ところで、この本を読んでいて、ふと「メタ(meta)」というコトバを思い出した。いつの国際理解教育学会の研究発表大会であったか忘れたが、F先生を始め、多くの大学の先生方の講演の中で「メタ」というコトバが使われていて、私などはまったく意味不明だったことがある。(国際理解教育学会は大学教授や大学院生、そして現場の実践者である我々が共存しているのが意義深いと思う。)こういう、謎のコトバが、学校現場以外の国際理解教育のセミナーなどでも使われることがあって、大いに勉強になる。
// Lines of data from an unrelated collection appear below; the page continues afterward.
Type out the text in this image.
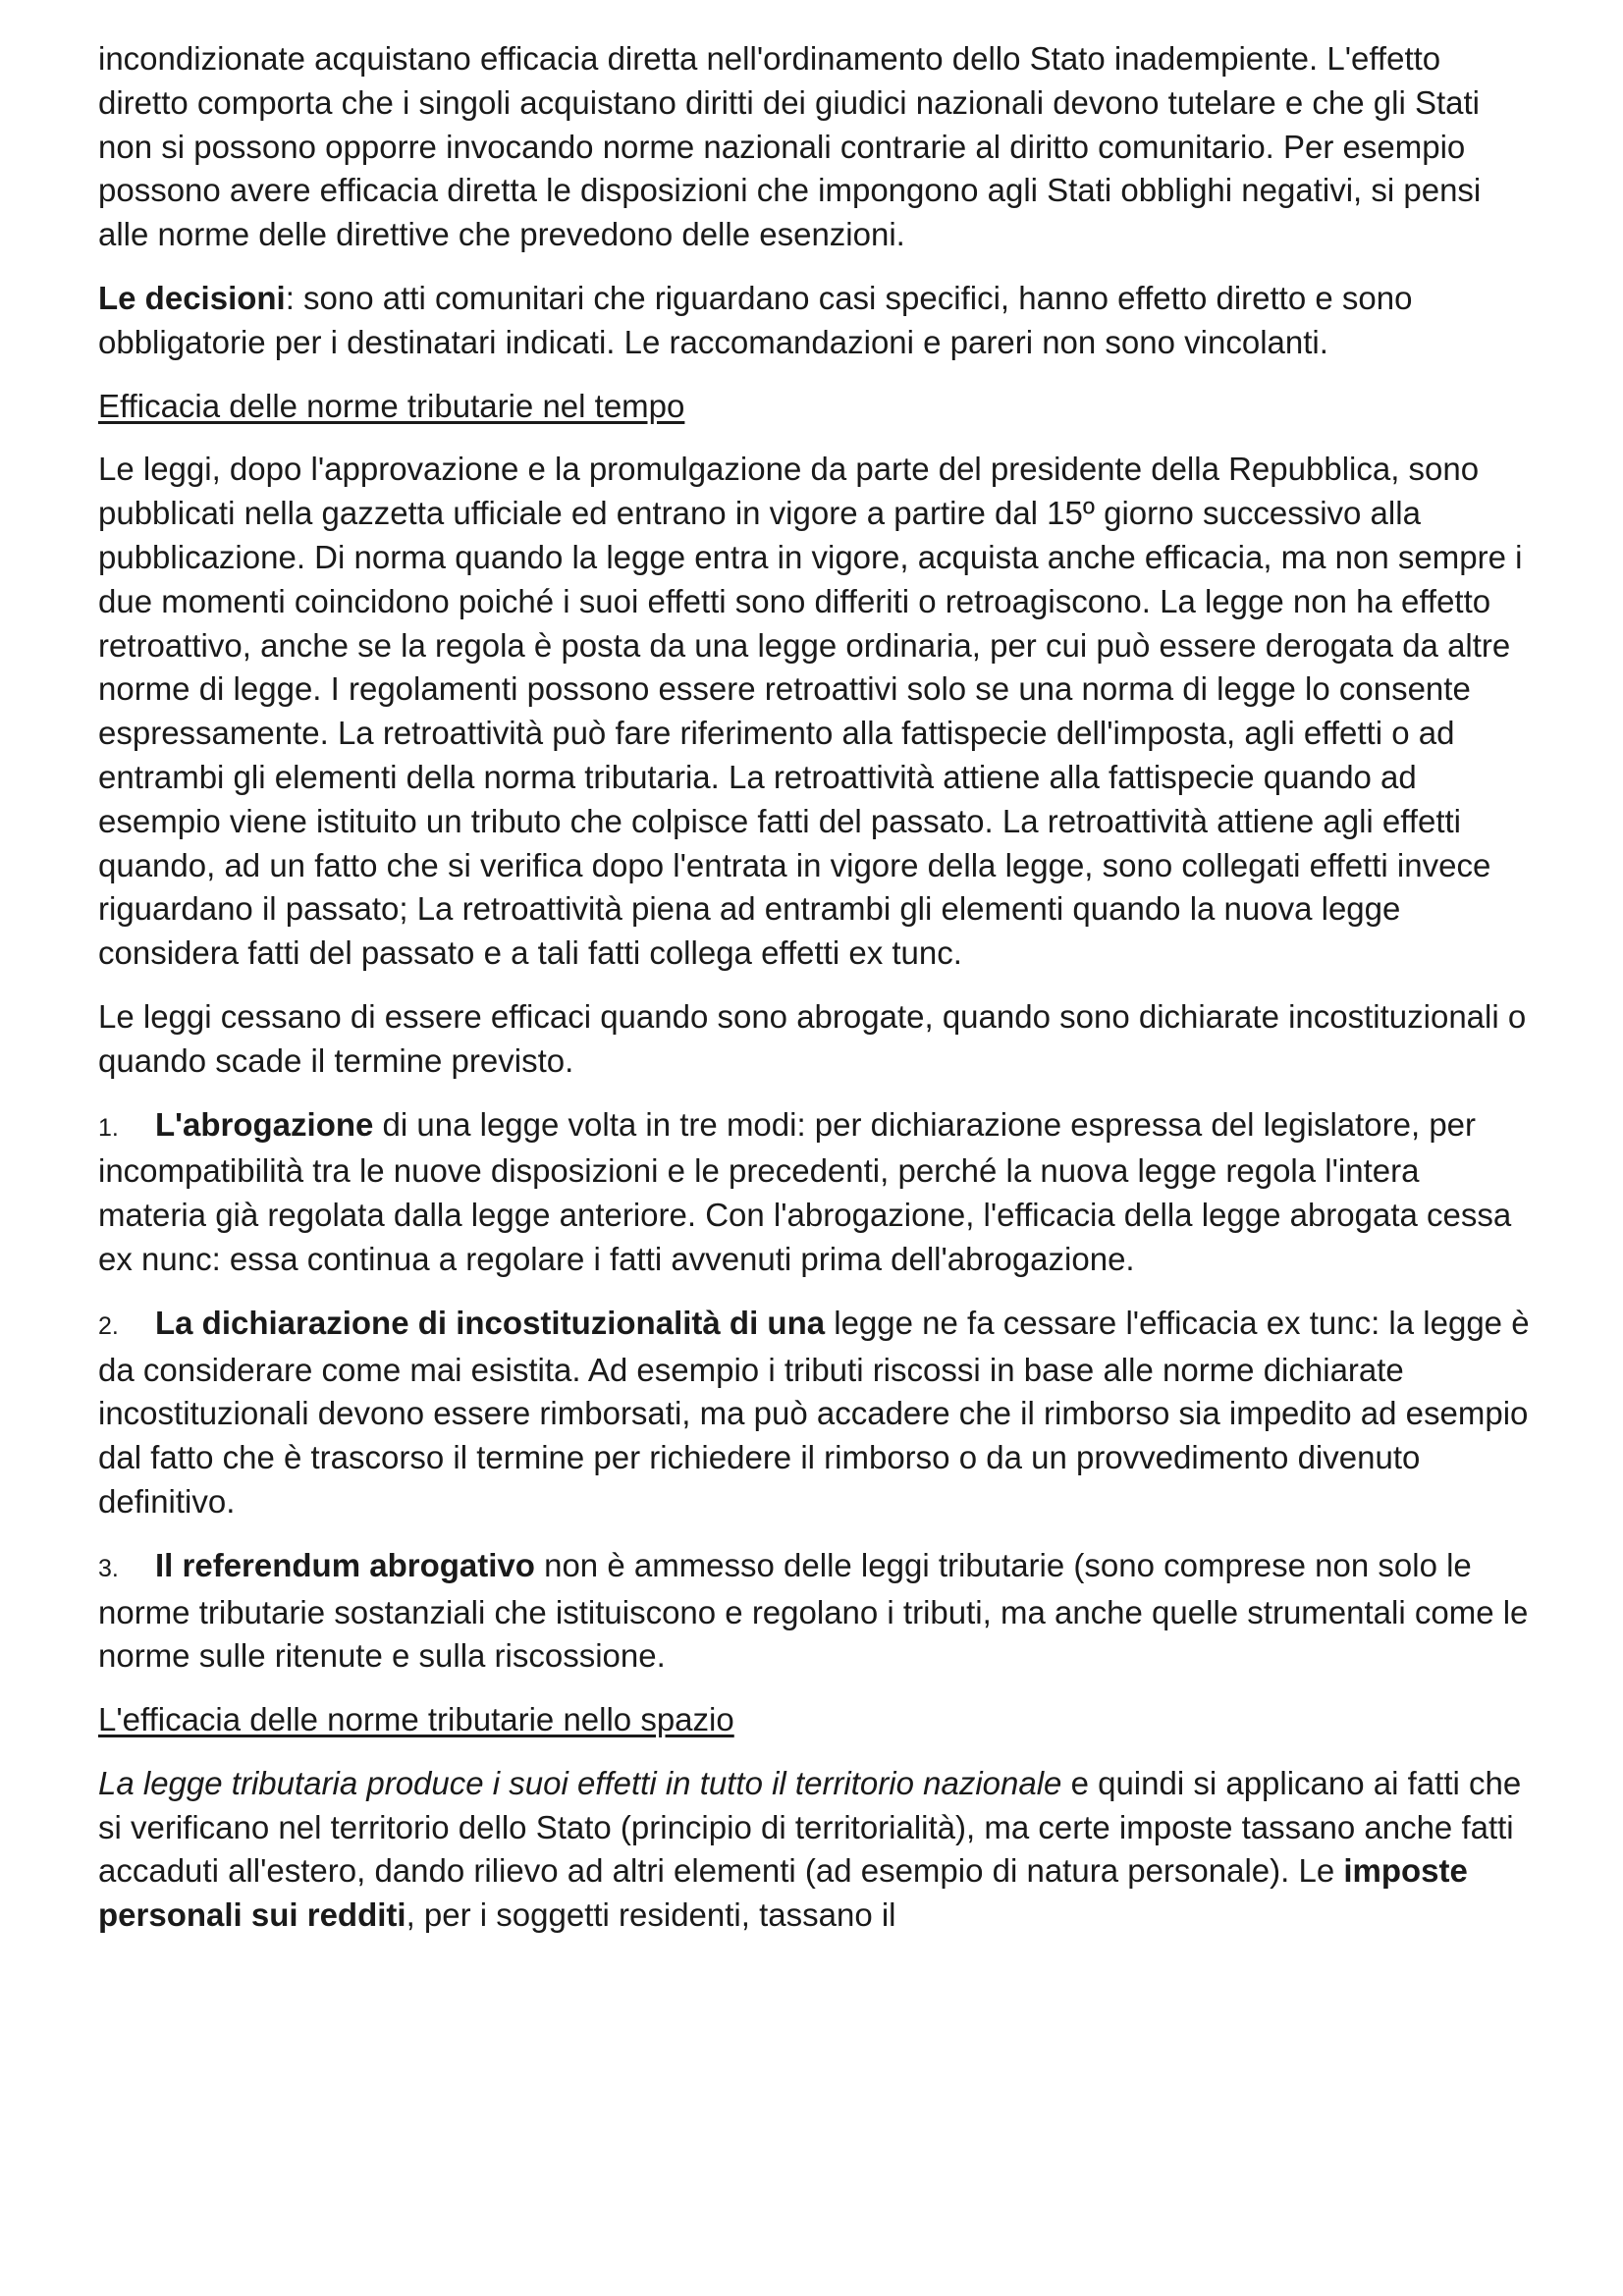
incondizionate acquistano efficacia diretta nell'ordinamento dello Stato inadempiente. L'effetto diretto comporta che i singoli acquistano diritti dei giudici nazionali devono tutelare e che gli Stati non si possono opporre invocando norme nazionali contrarie al diritto comunitario. Per esempio possono avere efficacia diretta le disposizioni che impongono agli Stati obblighi negativi, si pensi alle norme delle direttive che prevedono delle esenzioni.

Le decisioni: sono atti comunitari che riguardano casi specifici, hanno effetto diretto e sono obbligatorie per i destinatari indicati. Le raccomandazioni e pareri non sono vincolanti.

Efficacia delle norme tributarie nel tempo

Le leggi, dopo l'approvazione e la promulgazione da parte del presidente della Repubblica, sono pubblicati nella gazzetta ufficiale ed entrano in vigore a partire dal 15º giorno successivo alla pubblicazione. Di norma quando la legge entra in vigore, acquista anche efficacia, ma non sempre i due momenti coincidono poiché i suoi effetti sono differiti o retroagiscono. La legge non ha effetto retroattivo, anche se la regola è posta da una legge ordinaria, per cui può essere derogata da altre norme di legge. I regolamenti possono essere retroattivi solo se una norma di legge lo consente espressamente. La retroattività può fare riferimento alla fattispecie dell'imposta, agli effetti o ad entrambi gli elementi della norma tributaria. La retroattività attiene alla fattispecie quando ad esempio viene istituito un tributo che colpisce fatti del passato. La retroattività attiene agli effetti quando, ad un fatto che si verifica dopo l'entrata in vigore della legge, sono collegati effetti invece riguardano il passato; La retroattività piena ad entrambi gli elementi quando la nuova legge considera fatti del passato e a tali fatti collega effetti ex tunc.

Le leggi cessano di essere efficaci quando sono abrogate, quando sono dichiarate incostituzionali o quando scade il termine previsto.

1. L'abrogazione di una legge volta in tre modi: per dichiarazione espressa del legislatore, per incompatibilità tra le nuove disposizioni e le precedenti, perché la nuova legge regola l'intera materia già regolata dalla legge anteriore. Con l'abrogazione, l'efficacia della legge abrogata cessa ex nunc: essa continua a regolare i fatti avvenuti prima dell'abrogazione.

2. La dichiarazione di incostituzionalità di una legge ne fa cessare l'efficacia ex tunc: la legge è da considerare come mai esistita. Ad esempio i tributi riscossi in base alle norme dichiarate incostituzionali devono essere rimborsati, ma può accadere che il rimborso sia impedito ad esempio dal fatto che è trascorso il termine per richiedere il rimborso o da un provvedimento divenuto definitivo.

3. Il referendum abrogativo non è ammesso delle leggi tributarie (sono comprese non solo le norme tributarie sostanziali che istituiscono e regolano i tributi, ma anche quelle strumentali come le norme sulle ritenute e sulla riscossione.

L'efficacia delle norme tributarie nello spazio

La legge tributaria produce i suoi effetti in tutto il territorio nazionale e quindi si applicano ai fatti che si verificano nel territorio dello Stato (principio di territorialità), ma certe imposte tassano anche fatti accaduti all'estero, dando rilievo ad altri elementi (ad esempio di natura personale). Le imposte personali sui redditi, per i soggetti residenti, tassano il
スキルやガバナンスなど、今ではフツーに使っているコトバも、実は最初は未知のコトバだった。で「メタ」である。メタというのは、いろいろな使い方がある。一番分かりやすいのは形而上学(Metaphysics)で、超物理学というか、高次な物理学というか、とにかく物理学が対象とする現象を超えたと言う意味で使われるギリシア語から来ているコトバである。
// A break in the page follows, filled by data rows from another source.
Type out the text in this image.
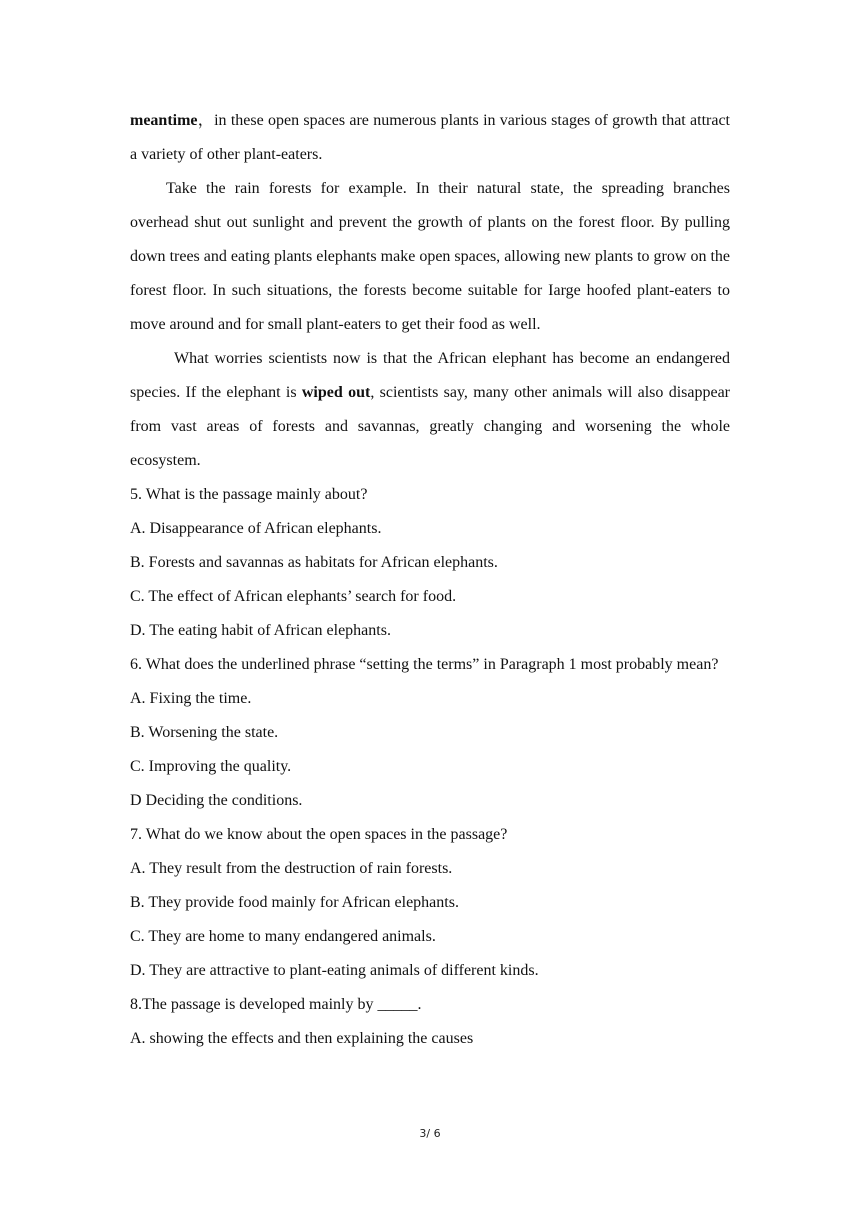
meantime，in these open spaces are numerous plants in various stages of growth that attract a variety of other plant-eaters.

Take the rain forests for example. In their natural state, the spreading branches overhead shut out sunlight and prevent the growth of plants on the forest floor. By pulling down trees and eating plants elephants make open spaces, allowing new plants to grow on the forest floor. In such situations, the forests become suitable for Iarge hoofed plant-eaters to move around and for small plant-eaters to get their food as well.

What worries scientists now is that the African elephant has become an endangered species. If the elephant is wiped out, scientists say, many other animals will also disappear from vast areas of forests and savannas, greatly changing and worsening the whole ecosystem.

5. What is the passage mainly about?

A. Disappearance of African elephants.

B. Forests and savannas as habitats for African elephants.

C. The effect of African elephants’ search for food.

D. The eating habit of African elephants.

6. What does the underlined phrase “setting the terms” in Paragraph 1 most probably mean?

A. Fixing the time.

B. Worsening the state.

C. Improving the quality.

D Deciding the conditions.

7. What do we know about the open spaces in the passage?

A. They result from the destruction of rain forests.

B. They provide food mainly for African elephants.

C. They are home to many endangered animals.

D. They are attractive to plant-eating animals of different kinds.

8.The passage is developed mainly by _____.

A. showing the effects and then explaining the causes

3/ 6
改めて調べてみると、メタ的思考やメタ学習法について書かれているWEB記事もあった。俯瞰的な見方、より客観的視点などと言えるようだ。…なるほど。F先生はじめ、当時の大学関係者の間で流行っていたコトバであると思う。(もう今は、国際理解教育の世界では、フツーのコトバになっているはずだ。)
https://abitus.info/work/meta-thinking.html
http://images.huffingtonpost.com/2016-12-01-1480565636-4396403-cmrubinworld_AdobeStock_104633967500.jpg

…こうしてマレーシアにあって、そういう先端的な学術の場から大きく離れていることをふと実感する。開発経済学の最新刊も読めないことも、ちょっと辛いな、と思う。
…メタ的に見て、マレーシアの地でおそらく他ではできないような貴重な教育実践をしながら、贅沢な悩みをかかえている自分がいることを再発見した次第。